Passaggio all'Alto Adige: la Consultaboccia i comuni ladini del Bellunese
Ha usato la mannaia la Corte costituzionale nei confronti dei comuni referendari bellunesi. La pronuncia - con cui si dichiara l’inammissibilità del ricorso presentato in aprile dal comune di Fodom - tocca numerosi aspetti della problematica secessionista
BELLUNO.
Una bocciatura su tutta la linea. Ha usato la mannaia la Corte costituzionale nei confronti dei comuni referendari bellunesi. La pronuncia - con cui si dichiara l’inammissibilità del ricorso presentato in aprile dal comune di Fodom - tocca numerosi aspetti della problematica “secessionista”, a partire dalle continue inadempienze degli organi centrali dello Stato. E’ la prima volta che la Consulta si esprime sulla vicenda dei referendari bellunesi.
Si tratta di una pronuncia per certi versi storica e per nulla scontata, nata dal ricorso “sperimentale” del comune di Livinallongo del Col di Lana, supportato da un giurista di Genova, Flavio Ratto Trabucco. Il ricorso alla Corte doveva essere un grimaldello per forzare e così accelerare i tempi del Parlamento, si è invece rivelato un’enorme delusione per tutti quei secessionisti convinti che lo Stato “non dia risposte”. Come in effetti è da cinque anni, più precisamente da quel 31 ottobre 2005, data del primo plebiscito secessionista, quello lamonese. Ma andiamo con ordine perché la tematica è complessa.
Il ricorso.
Il 12 aprile di quest’anno il comune di Fodom - in supporto dei comitati secessionisti che non sono legalmente legittimati a rivolgersi a un giudice - solleva davanti alla Consulta un’eccezione di costituzionalità, sostenendo che c’è in essere un “conflitto di attribuzioni tra poteri dello Stato”. Nel mirino ci sono le condotte “omissive e commissive” del Consiglio dei ministri, di Camera, di Senato e dei presidenti di entrambe le Camere. Nel ricorso si citano anche tre parlamentari. Sono da un lato i bellunesi Gianclaudio Bressa (Pd) e Gianvittore Vaccari (Lega), dall’altro l’altoatesino Karl Zeller (Svp), autori di una proposta di legge costituzionale per il passaggio dei comuni della Ladinia storica al Trentino-Alto Adige. Secondo il ricorrente, assistito da Ratto Trabucco, la variazione territoriale deve invece avere “natura ordinaria”.

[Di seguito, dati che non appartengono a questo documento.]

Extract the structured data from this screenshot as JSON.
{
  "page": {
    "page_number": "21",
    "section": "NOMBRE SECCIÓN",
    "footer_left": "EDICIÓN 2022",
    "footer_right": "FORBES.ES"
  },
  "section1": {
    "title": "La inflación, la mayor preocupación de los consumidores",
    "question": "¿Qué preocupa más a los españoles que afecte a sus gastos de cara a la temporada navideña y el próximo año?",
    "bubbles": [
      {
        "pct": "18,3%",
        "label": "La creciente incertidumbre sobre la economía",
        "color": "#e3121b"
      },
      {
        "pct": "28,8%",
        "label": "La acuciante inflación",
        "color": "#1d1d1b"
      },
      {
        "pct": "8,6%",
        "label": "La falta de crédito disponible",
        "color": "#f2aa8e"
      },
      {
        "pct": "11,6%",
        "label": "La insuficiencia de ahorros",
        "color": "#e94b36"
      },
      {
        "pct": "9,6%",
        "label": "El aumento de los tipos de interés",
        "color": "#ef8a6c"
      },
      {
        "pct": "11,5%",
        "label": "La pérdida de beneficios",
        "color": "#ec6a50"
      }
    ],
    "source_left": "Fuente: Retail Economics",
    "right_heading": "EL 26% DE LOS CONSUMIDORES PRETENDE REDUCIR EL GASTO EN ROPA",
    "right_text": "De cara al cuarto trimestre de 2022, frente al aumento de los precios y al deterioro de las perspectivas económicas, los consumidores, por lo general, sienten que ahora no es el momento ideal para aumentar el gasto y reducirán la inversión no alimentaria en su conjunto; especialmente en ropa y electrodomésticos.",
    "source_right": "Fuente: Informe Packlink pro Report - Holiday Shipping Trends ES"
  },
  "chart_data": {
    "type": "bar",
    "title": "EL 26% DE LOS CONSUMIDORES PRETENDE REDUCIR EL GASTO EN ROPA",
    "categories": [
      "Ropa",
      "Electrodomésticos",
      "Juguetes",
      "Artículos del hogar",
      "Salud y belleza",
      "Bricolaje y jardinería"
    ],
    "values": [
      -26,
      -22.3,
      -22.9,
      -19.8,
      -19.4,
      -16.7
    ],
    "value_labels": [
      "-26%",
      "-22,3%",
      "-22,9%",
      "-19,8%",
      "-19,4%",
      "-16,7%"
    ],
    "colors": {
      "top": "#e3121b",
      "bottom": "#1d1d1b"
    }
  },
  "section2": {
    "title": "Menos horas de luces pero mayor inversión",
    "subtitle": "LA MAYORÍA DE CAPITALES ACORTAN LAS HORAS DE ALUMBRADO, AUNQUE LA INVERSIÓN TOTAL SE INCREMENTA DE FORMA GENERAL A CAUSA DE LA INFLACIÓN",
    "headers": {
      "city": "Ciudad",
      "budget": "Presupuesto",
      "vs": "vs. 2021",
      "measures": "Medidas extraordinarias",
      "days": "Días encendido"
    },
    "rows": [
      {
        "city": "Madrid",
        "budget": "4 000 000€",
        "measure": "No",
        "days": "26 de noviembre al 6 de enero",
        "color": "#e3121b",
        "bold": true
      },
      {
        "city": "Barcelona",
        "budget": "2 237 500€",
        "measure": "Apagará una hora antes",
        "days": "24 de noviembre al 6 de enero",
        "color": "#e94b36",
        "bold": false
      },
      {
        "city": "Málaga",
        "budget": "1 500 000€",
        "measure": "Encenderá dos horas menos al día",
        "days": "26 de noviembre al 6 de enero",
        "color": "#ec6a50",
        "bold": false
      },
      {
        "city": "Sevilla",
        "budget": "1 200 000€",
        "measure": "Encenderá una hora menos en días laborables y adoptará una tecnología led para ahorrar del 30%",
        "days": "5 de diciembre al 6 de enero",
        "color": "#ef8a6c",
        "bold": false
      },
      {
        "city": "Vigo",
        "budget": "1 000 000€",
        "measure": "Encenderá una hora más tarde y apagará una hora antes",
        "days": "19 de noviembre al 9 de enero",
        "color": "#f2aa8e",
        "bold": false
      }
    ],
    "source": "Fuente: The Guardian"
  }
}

Nel ricorso, Fodom dice che l’ente Comune - nel caso della procedura referendaria prevista dalla Costituzione - è da intendersi “potere dello Stato” e che l’inadempimento dei poteri centrali - Governo e Parlamento - provoca la menomazione di alcuni diritti come quello all’autodeterminazione, ma soprattutto il diritto di iniziativa “per la variazione territoriale”, sancito in particolare dall’articolo 132 della carta costituzionale.
Fuoco incrociato.
A fine giugno il giudice relatore Maria Rita Saulle viene sentito dalla Corte, che nei primi giorni di luglio si esprime in via preliminare, dicendo di non voler nemmeno entrare nel merito della questione.
Nel dirlo la Consulta dà però delle indicazioni precise, che per certi versi tarpano le ali ai “voli” secessionisti.
Innanzitutto, si sottolinea come l’ente comunale non possa mai essere considerato un “potere dello Stato”, nemmeno nel caso in cui abbia un ruolo attivo nella procedura referendaria.
In secondo luogo, i giudici confermano come il “momento iniziale del procedimento” di aggregazione sia soltanto la fase di una procedura decisionale molto più complessa.
Infine la doccia gelata. La Corte afferma di non avere poteri sugli “atti mancanti”: «Il ricorso», si legge nella pronuncia, «risulta finalizzato non già al ripristino del corretto confine fra le diverse attribuzioni costituzionali coinvolte, quanto a ottenere una pronuncia che tenga luogo degli atti mancanti al completamento della procedura di variazione territoriale». Procedura che, conclude la Corte, è «estranea alla nostra giurisdizione». Come a dire, i comitati se la vedano da soli.